En troisième lieu, l’identification de l’origine de l’infox est une solution expérimentée par Facebook. Il s’agit d’ajouter un nouvel onglet contextuel qui permet à l’internaute de remonter vers la source d’un contenu douteux. Ce qui lui permettrait d’en évaluer la crédibilité ou non à partir de la confiance que l’on se fait soi-même de la source retrouvée.

Quatrièmement, la stratégie follow the money, pour sa part, est utilisée par HADOPI – Haute Autorité pour la Diffusion des Œuvres et la Protection des Droits sur Internet – qui voudrait se positionner comme tiers de confiance. Il s’agit de la lutte contre l’industrie de fermes de liens et clics, et donc des effets néfastes des algorithmes de diffusion massive et virale d’infox. Les victimes de l’infox peuvent ainsi mener une campagne d’information sur les agissements illicites en demandant aux acteurs de ne pas avoir ou de rompre les relations d’affaires, à l’exemple des contrats publicitaires, avec ces sites qui fabriquent et vendent des contenus illicites. La stratégie follow the money est peu justifiée, discutable, non encadrée, mais elle produit de bons résultats car, elle repose sur le name and shame.

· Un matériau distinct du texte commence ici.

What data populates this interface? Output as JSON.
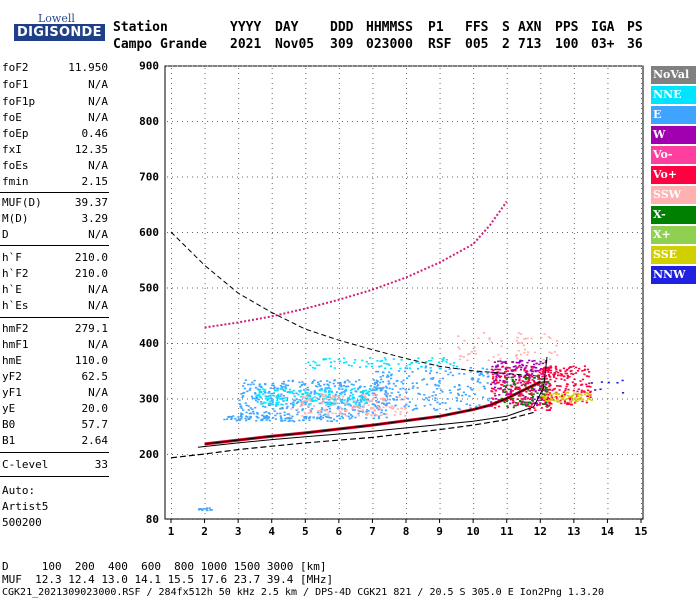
{
  "logo": {
    "top": "Lowell",
    "main": "DIGISONDE"
  },
  "header": {
    "row1": [
      "Station",
      "YYYY",
      "DAY",
      "DDD",
      "HHMMSS",
      "P1",
      "FFS",
      "S",
      "AXN",
      "PPS",
      "IGA",
      "PS"
    ],
    "row2": [
      "Campo Grande",
      "2021",
      "Nov05",
      "309",
      "023000",
      "RSF",
      "005",
      "2",
      "713",
      "100",
      "03+",
      "36"
    ]
  },
  "params": [
    {
      "name": "foF2",
      "value": "11.950"
    },
    {
      "name": "foF1",
      "value": "N/A"
    },
    {
      "name": "foF1p",
      "value": "N/A"
    },
    {
      "name": "foE",
      "value": "N/A"
    },
    {
      "name": "foEp",
      "value": "0.46"
    },
    {
      "name": "fxI",
      "value": "12.35"
    },
    {
      "name": "foEs",
      "value": "N/A"
    },
    {
      "name": "fmin",
      "value": "2.15"
    },
    {
      "name": "MUF(D)",
      "value": "39.37"
    },
    {
      "name": "M(D)",
      "value": "3.29"
    },
    {
      "name": "D",
      "value": "N/A"
    },
    {
      "name": "h`F",
      "value": "210.0"
    },
    {
      "name": "h`F2",
      "value": "210.0"
    },
    {
      "name": "h`E",
      "value": "N/A"
    },
    {
      "name": "h`Es",
      "value": "N/A"
    },
    {
      "name": "hmF2",
      "value": "279.1"
    },
    {
      "name": "hmF1",
      "value": "N/A"
    },
    {
      "name": "hmE",
      "value": "110.0"
    },
    {
      "name": "yF2",
      "value": "62.5"
    },
    {
      "name": "yF1",
      "value": "N/A"
    },
    {
      "name": "yE",
      "value": "20.0"
    },
    {
      "name": "B0",
      "value": "57.7"
    },
    {
      "name": "B1",
      "value": "2.64"
    },
    {
      "name": "C-level",
      "value": "33"
    }
  ],
  "notes": [
    "Auto:",
    "Artist5",
    "500200"
  ],
  "bottom": {
    "d_row": "D     100  200  400  600  800 1000 1500 3000 [km]",
    "muf_row": "MUF  12.3 12.4 13.0 14.1 15.5 17.6 23.7 39.4 [MHz]",
    "info_row": "CGK21_2021309023000.RSF / 284fx512h 50 kHz 2.5 km / DPS-4D CGK21 821 / 20.5 S 305.0 E Ion2Png 1.3.20"
  },
  "chart_data": {
    "type": "scatter",
    "x_ticks": [
      1,
      2,
      3,
      4,
      5,
      6,
      7,
      8,
      9,
      10,
      11,
      12,
      13,
      14,
      15
    ],
    "y_ticks": [
      80,
      200,
      300,
      400,
      500,
      600,
      700,
      800,
      900
    ],
    "xlim": [
      1,
      15
    ],
    "ylim": [
      80,
      900
    ],
    "grid": true,
    "legend_position": "right",
    "legend": [
      {
        "name": "NoVal",
        "color": "#808080"
      },
      {
        "name": "NNE",
        "color": "#00e5ff"
      },
      {
        "name": "E",
        "color": "#3fa4ff"
      },
      {
        "name": "W",
        "color": "#a000b0"
      },
      {
        "name": "Vo-",
        "color": "#ff3fa0"
      },
      {
        "name": "Vo+",
        "color": "#ff0040"
      },
      {
        "name": "SSW",
        "color": "#ffb0b0"
      },
      {
        "name": "X-",
        "color": "#008000"
      },
      {
        "name": "X+",
        "color": "#90d050"
      },
      {
        "name": "SSE",
        "color": "#d0d000"
      },
      {
        "name": "NNW",
        "color": "#2020e0"
      }
    ],
    "muf_curve": [
      [
        1.0,
        600
      ],
      [
        2,
        540
      ],
      [
        3,
        490
      ],
      [
        4,
        455
      ],
      [
        5,
        425
      ],
      [
        6,
        405
      ],
      [
        7,
        388
      ],
      [
        8,
        372
      ],
      [
        9,
        358
      ],
      [
        10,
        350
      ],
      [
        11,
        345
      ],
      [
        12,
        340
      ]
    ],
    "trace_lower": [
      [
        2.0,
        218
      ],
      [
        3,
        225
      ],
      [
        4,
        232
      ],
      [
        5,
        238
      ],
      [
        6,
        245
      ],
      [
        7,
        252
      ],
      [
        8,
        260
      ],
      [
        9,
        268
      ],
      [
        10,
        280
      ],
      [
        10.5,
        288
      ],
      [
        11,
        300
      ],
      [
        11.5,
        315
      ],
      [
        12,
        330
      ]
    ],
    "trace_upper": [
      [
        1.8,
        212
      ],
      [
        3,
        220
      ],
      [
        4,
        226
      ],
      [
        5,
        231
      ],
      [
        6,
        236
      ],
      [
        7,
        241
      ],
      [
        8,
        247
      ],
      [
        9,
        253
      ],
      [
        10,
        259
      ],
      [
        11,
        268
      ],
      [
        11.8,
        285
      ],
      [
        12.1,
        320
      ],
      [
        12.2,
        375
      ]
    ],
    "edensity_curve": [
      [
        1.0,
        193
      ],
      [
        2,
        200
      ],
      [
        3,
        208
      ],
      [
        4,
        214
      ],
      [
        5,
        220
      ],
      [
        6,
        225
      ],
      [
        7,
        230
      ],
      [
        8,
        237
      ],
      [
        9,
        244
      ],
      [
        10,
        252
      ],
      [
        11,
        262
      ],
      [
        11.8,
        275
      ]
    ],
    "f2_trace": [
      [
        2.0,
        428
      ],
      [
        3,
        437
      ],
      [
        4,
        448
      ],
      [
        5,
        462
      ],
      [
        6,
        478
      ],
      [
        7,
        496
      ],
      [
        8,
        518
      ],
      [
        9,
        545
      ],
      [
        10,
        578
      ],
      [
        10.5,
        612
      ],
      [
        11,
        655
      ]
    ],
    "echo_clusters": [
      {
        "xmin": 3.0,
        "xmax": 7.5,
        "ymin": 265,
        "ymax": 335,
        "color": "#3fa4ff",
        "n": 450
      },
      {
        "xmin": 3.5,
        "xmax": 7.0,
        "ymin": 290,
        "ymax": 320,
        "color": "#00e5ff",
        "n": 200
      },
      {
        "xmin": 4.5,
        "xmax": 8.0,
        "ymin": 270,
        "ymax": 310,
        "color": "#ffb0b0",
        "n": 160
      },
      {
        "xmin": 7.0,
        "xmax": 10.5,
        "ymin": 280,
        "ymax": 360,
        "color": "#3fa4ff",
        "n": 200
      },
      {
        "xmin": 10.5,
        "xmax": 12.2,
        "ymin": 290,
        "ymax": 370,
        "color": "#a000b0",
        "n": 220
      },
      {
        "xmin": 10.5,
        "xmax": 12.3,
        "ymin": 280,
        "ymax": 360,
        "color": "#ff0040",
        "n": 200
      },
      {
        "xmin": 12.0,
        "xmax": 13.5,
        "ymin": 290,
        "ymax": 360,
        "color": "#ff0040",
        "n": 180
      },
      {
        "xmin": 12.0,
        "xmax": 13.5,
        "ymin": 295,
        "ymax": 312,
        "color": "#d0d000",
        "n": 80
      },
      {
        "xmin": 10.8,
        "xmax": 12.2,
        "ymin": 285,
        "ymax": 340,
        "color": "#008000",
        "n": 80
      },
      {
        "xmin": 5.0,
        "xmax": 9.5,
        "ymin": 355,
        "ymax": 375,
        "color": "#00e5ff",
        "n": 80
      },
      {
        "xmin": 2.5,
        "xmax": 6.0,
        "ymin": 260,
        "ymax": 270,
        "color": "#3fa4ff",
        "n": 80
      },
      {
        "xmin": 9.5,
        "xmax": 12.5,
        "ymin": 370,
        "ymax": 420,
        "color": "#ffb0b0",
        "n": 60
      },
      {
        "xmin": 13.5,
        "xmax": 14.5,
        "ymin": 310,
        "ymax": 340,
        "color": "#2020e0",
        "n": 8
      },
      {
        "xmin": 1.8,
        "xmax": 2.2,
        "ymin": 95,
        "ymax": 102,
        "color": "#3fa4ff",
        "n": 12
      }
    ]
  }
}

En dernier lieu, l’une des approches est la régulation des industries du numérique. C’est la proposition formulée par certains chercheurs, contre les infox. Une méthode qui a déjà fait recette dans le cadre de la régulation climatique. Ainsi, Nicolas Baya Laffite, propose ainsi de réaliser l’estimation financière de l’infox, à l’effet de déterminer le coût de l’inaction et de la crise qui pourrait en découler.

Tout ceci démontre, à suffisance, combien les approches juridiques peuvent avoir une certaine longueur de retard sur la lutte contre l’infox. Mais, le droit n’a pas encore dit son dernier mot.


Par Laurent-Fabrice ZENGUE

Juriste : Droit du numérique et des données, DU Université Paris 1 Panthéon-Sorbonne.